Australia would be an easy choice for any athlete looking to go elsewhere for a while, given the strong sporting culture of the country, and it was no different for Flo. But there was something that took Jackson by surprise.
“I was expecting everyone to be crazy about Rugby around here, and I had never heard of AFL, but luckily I found the University's Rugby Club with many boys also looking to work hard to play competitively,” he said.
Both Flo and Jackson represented the University of Melbourne at the recent UniSport Nationals on the Gold Coast. Both returned from the competition with medals, Jackson and the Men's Rugby 7s team surprised everyone by taking out the title over the more-fancied Queensland and New South Wales based universities.
“I loved being the underdog,” Jackson chimed, “Coming in as a Victorian team, no one expected us to be any good because usually USyd and UTS are super good, but I guess our hard work paid off and the stars aligned for us to dominate our competition. The other University of Melbourne teams who could make it, came out and cheered us on. The vibes during the final were insane!”
Jackson ranks the Uni Nationals win as one of the highlights of his Rugby career along with all the success he has had in with Holy Cross in the National Collegiate Rugby and his Boston Club in the club competition in the USA.
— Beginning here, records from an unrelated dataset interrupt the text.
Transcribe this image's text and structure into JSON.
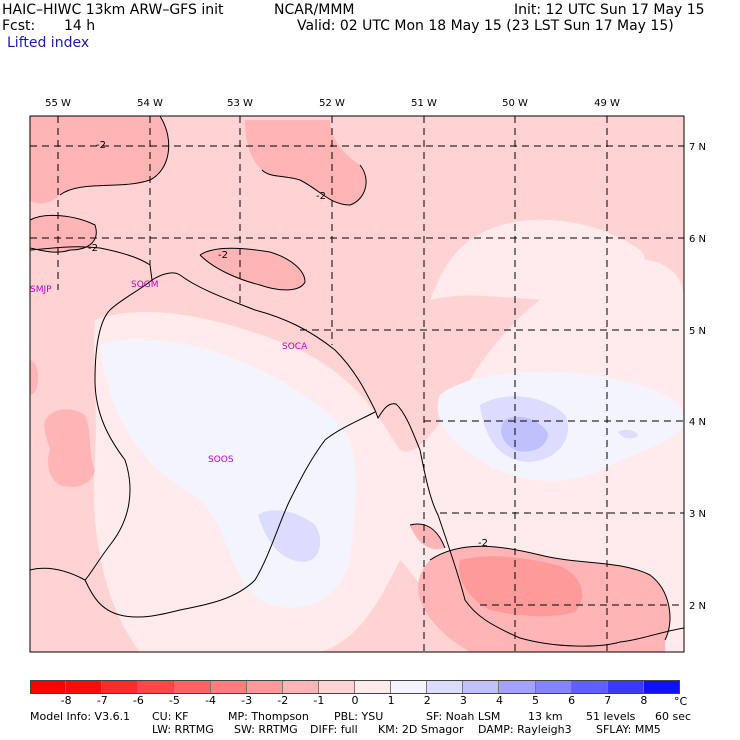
{
  "header": {
    "model": "HAIC–HIWC 13km ARW–GFS init",
    "org": "NCAR/MMM",
    "init": "Init: 12 UTC Sun 17 May 15",
    "fcst_label": "Fcst:",
    "fcst_value": "14 h",
    "valid": "Valid: 02 UTC Mon 18 May 15 (23 LST Sun 17 May 15)",
    "field": "Lifted index"
  },
  "map": {
    "lon_labels": [
      "55 W",
      "54 W",
      "53 W",
      "52 W",
      "51 W",
      "50 W",
      "49 W"
    ],
    "lat_labels": [
      "7 N",
      "6 N",
      "5 N",
      "4 N",
      "3 N",
      "2 N"
    ],
    "stations": [
      "SMJP",
      "SOGM",
      "SOCA",
      "SOOS"
    ],
    "contour_labels": [
      "-2",
      "-2",
      "-2",
      "-2",
      "-2"
    ]
  },
  "colorbar": {
    "ticks": [
      "-8",
      "-7",
      "-6",
      "-5",
      "-4",
      "-3",
      "-2",
      "-1",
      "0",
      "1",
      "2",
      "3",
      "4",
      "5",
      "6",
      "7",
      "8"
    ],
    "unit": "°C",
    "colors": [
      "#ff0a0a",
      "#ff2b2b",
      "#ff4747",
      "#ff6262",
      "#ff7d7d",
      "#ff9a9a",
      "#ffb5b5",
      "#ffd3d3",
      "#ffebeb",
      "#f4f4ff",
      "#dcdcff",
      "#c0c0ff",
      "#a3a3ff",
      "#8484ff",
      "#6060ff",
      "#3a3aff",
      "#1010ff"
    ]
  },
  "footer": {
    "line1": [
      "Model Info: V3.6.1",
      "CU: KF",
      "MP: Thompson",
      "PBL: YSU",
      "SF: Noah LSM",
      "13 km",
      "51 levels",
      "60 sec"
    ],
    "line2": [
      "LW: RRTMG",
      "SW: RRTMG",
      "DIFF: full",
      "KM: 2D Smagor",
      "DAMP: Rayleigh3",
      "SFLAY: MM5"
    ]
  }
}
Flo won the silver medal with the Sailing team and was chuffed about it as she had initially missed the trials, which took place before she had moved to Melbourne.
“I got told there was one space left in the team, I was so keen to go. We raced the University of Tasmania in the finals, who were a really strong team and definitely deserved the win, so we were very pleased coming away with second,” she said, adding that she was also happy to get the opportunity to socialise with athletes from other universities at the event.
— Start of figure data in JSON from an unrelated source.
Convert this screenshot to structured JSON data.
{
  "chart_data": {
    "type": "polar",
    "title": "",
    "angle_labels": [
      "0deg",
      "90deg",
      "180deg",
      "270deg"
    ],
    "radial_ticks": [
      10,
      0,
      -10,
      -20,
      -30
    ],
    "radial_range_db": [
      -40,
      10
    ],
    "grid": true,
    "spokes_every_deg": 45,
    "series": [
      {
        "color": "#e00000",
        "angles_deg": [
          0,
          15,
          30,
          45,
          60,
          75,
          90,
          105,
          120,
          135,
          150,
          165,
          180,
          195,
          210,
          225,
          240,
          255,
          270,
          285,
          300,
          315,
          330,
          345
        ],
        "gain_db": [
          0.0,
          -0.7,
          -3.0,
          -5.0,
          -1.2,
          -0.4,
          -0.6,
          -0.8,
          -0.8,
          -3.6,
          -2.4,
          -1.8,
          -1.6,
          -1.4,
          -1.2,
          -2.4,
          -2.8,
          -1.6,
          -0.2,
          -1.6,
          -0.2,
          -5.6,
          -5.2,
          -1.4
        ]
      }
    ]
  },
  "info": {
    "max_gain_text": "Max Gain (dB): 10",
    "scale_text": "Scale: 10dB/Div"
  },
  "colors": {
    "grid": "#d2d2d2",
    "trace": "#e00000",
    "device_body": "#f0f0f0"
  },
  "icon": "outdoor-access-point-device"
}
The two student-athletes have also been enjoying their time at the University and in Melbourne when not competing or studying. Flo has found the weekend hiking, sailing and surfing trips with the Sailing Club refreshing. Jackson has already enrolled for another semester and is looking forward to Rugby training during the summer break.
Once done with the year abroad, Flo aims to get back into the Transition Squad in the UK, which would provide her with a pathway to make it to the British Sailing Team after she finishes her Masters degree. Her long-term dream is to participate at the Olympic Games.
Jackson too has an ambition to represent his country and he has been training hard for it.
“I just want to make sure I don't have any regrets in Rugby. When it comes time to competing, I make sure that I have tried as hard as possible to prepare so I can always put my best foot forward when opportunities come my way,” he concluded on a philosophical note.